Он поднимает на нее взгляд. Овечка уже начала раздеваться, сняла часть вещей — блузку и юбку. Она высокого роста, со стройными ногами и широкими плечами.

— Что ж, к делу, — говорит врач. — Блузку для этого снимать вовсе не обязательно, деточка.

Овечка густо краснеет.

— Да уж оставьте, пусть лежит. Идите сюда. Минуточку, герр Пиннеберг.

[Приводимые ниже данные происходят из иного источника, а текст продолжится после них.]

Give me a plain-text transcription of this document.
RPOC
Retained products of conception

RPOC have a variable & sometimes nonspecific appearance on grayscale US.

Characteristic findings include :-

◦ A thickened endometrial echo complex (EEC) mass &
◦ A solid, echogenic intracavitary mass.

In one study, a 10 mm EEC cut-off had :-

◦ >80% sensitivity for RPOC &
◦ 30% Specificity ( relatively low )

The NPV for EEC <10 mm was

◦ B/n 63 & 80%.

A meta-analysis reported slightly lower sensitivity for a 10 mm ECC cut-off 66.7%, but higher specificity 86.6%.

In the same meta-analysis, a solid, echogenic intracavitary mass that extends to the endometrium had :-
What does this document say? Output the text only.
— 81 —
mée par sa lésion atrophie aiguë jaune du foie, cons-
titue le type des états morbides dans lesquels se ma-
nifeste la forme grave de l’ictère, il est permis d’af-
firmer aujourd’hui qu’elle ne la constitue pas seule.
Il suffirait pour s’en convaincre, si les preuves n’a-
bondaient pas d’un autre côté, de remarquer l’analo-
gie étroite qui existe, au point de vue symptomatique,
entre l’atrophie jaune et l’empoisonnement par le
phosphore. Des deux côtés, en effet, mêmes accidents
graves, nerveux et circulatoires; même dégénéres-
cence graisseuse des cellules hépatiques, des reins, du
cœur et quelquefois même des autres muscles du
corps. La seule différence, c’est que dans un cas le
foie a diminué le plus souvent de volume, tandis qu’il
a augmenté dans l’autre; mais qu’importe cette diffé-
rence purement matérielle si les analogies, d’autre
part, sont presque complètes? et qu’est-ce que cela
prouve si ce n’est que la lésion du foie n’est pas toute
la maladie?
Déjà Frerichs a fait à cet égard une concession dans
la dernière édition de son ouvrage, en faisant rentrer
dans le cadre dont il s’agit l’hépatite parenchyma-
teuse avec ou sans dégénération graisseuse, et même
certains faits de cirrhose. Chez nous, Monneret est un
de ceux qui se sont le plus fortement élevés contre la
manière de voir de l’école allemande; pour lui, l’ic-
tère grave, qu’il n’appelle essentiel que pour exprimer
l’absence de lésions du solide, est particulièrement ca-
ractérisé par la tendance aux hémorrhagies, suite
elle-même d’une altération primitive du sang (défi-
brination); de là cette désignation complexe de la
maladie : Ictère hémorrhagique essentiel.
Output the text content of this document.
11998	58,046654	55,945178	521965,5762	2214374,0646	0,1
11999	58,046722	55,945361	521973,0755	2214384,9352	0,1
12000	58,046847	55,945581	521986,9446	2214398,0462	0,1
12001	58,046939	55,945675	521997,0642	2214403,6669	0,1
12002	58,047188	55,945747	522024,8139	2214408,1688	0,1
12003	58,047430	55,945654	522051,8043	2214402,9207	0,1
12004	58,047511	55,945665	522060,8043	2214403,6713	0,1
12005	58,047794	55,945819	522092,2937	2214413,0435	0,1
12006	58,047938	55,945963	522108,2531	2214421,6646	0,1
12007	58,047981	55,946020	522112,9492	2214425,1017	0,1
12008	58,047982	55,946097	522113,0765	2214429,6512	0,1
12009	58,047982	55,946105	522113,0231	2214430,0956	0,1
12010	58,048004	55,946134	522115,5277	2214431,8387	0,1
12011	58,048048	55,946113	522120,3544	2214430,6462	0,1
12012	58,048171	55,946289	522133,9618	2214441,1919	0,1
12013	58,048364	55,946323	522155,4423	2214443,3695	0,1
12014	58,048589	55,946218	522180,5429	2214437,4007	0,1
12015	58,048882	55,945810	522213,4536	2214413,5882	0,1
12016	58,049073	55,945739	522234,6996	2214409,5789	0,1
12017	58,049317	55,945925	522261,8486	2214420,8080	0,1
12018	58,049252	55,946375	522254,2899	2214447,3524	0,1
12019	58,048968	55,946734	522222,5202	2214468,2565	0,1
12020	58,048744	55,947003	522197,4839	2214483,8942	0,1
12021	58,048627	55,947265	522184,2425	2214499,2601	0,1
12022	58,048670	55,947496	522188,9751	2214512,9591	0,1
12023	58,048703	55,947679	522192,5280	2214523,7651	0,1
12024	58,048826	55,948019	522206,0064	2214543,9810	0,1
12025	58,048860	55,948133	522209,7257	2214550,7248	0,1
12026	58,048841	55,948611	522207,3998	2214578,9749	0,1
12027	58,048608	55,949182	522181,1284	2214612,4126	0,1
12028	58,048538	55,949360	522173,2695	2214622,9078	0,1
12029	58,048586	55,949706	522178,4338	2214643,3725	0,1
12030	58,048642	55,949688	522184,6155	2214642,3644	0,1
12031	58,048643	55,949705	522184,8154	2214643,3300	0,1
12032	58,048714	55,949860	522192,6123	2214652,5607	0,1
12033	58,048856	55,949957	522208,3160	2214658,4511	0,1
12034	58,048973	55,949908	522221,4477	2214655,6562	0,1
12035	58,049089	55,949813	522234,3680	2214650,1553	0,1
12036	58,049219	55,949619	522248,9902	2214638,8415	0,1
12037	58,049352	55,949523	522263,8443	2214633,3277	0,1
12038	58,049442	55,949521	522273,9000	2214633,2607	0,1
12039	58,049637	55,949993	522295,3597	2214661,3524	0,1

Вдвоем они уходят в соседнюю комнату. Пиннеберг смотрит им вслед. Доктор Сезам не достает «деточке» даже до плеча, а в одних трусах Овечка кажется особенно высокой. Пиннеберг в очередной раз думает: какая же она красивая, лучшая девушка на свете, другой такой нет. Он работает в Духерове, а она здесь, в Плаце, и встречаются они от силы раз в четырнадцать дней, а потому его восторг всегда свеж, а аппетит просто неописуем.

Из-за стены доносится голос врача, время от времени он задает вопросы, какой-то инструмент звякает о поддон; этот звук он не раз слышал у зубного — очень неприятный.

Вдруг Пиннеберг вздрагивает — такого голоса он у Овечки еще не слышал. Она говорит очень громко, звонко, почти кричит:

— Нет, нет, нет!

И еще раз:

— Нет!

А потом тихо, но он понимает:

— Боже мой!

Пиннеберг делает три шага к двери — что все это значит? Что там творится? Но тут опять раздается голос доктора Сезама — слов не разобрать, и снова звякает инструмент.

Повисает долгая тишина.

Лето в разгаре, середина июля, ярко светит солнце. Небо густо-синее, к окну тянутся ветки, покачиваясь на морском ветру.

Пиннебергу вспоминается песенка из детства:

 

Ветер дует, задувает,

С детки шапочку срывает.

Ветер, шапку не воруй,

Лучше детку поцелуй!

 

В приемной гул голосов. Люди извелись от ожидания. «Мне бы ваши заботы. Мне бы…»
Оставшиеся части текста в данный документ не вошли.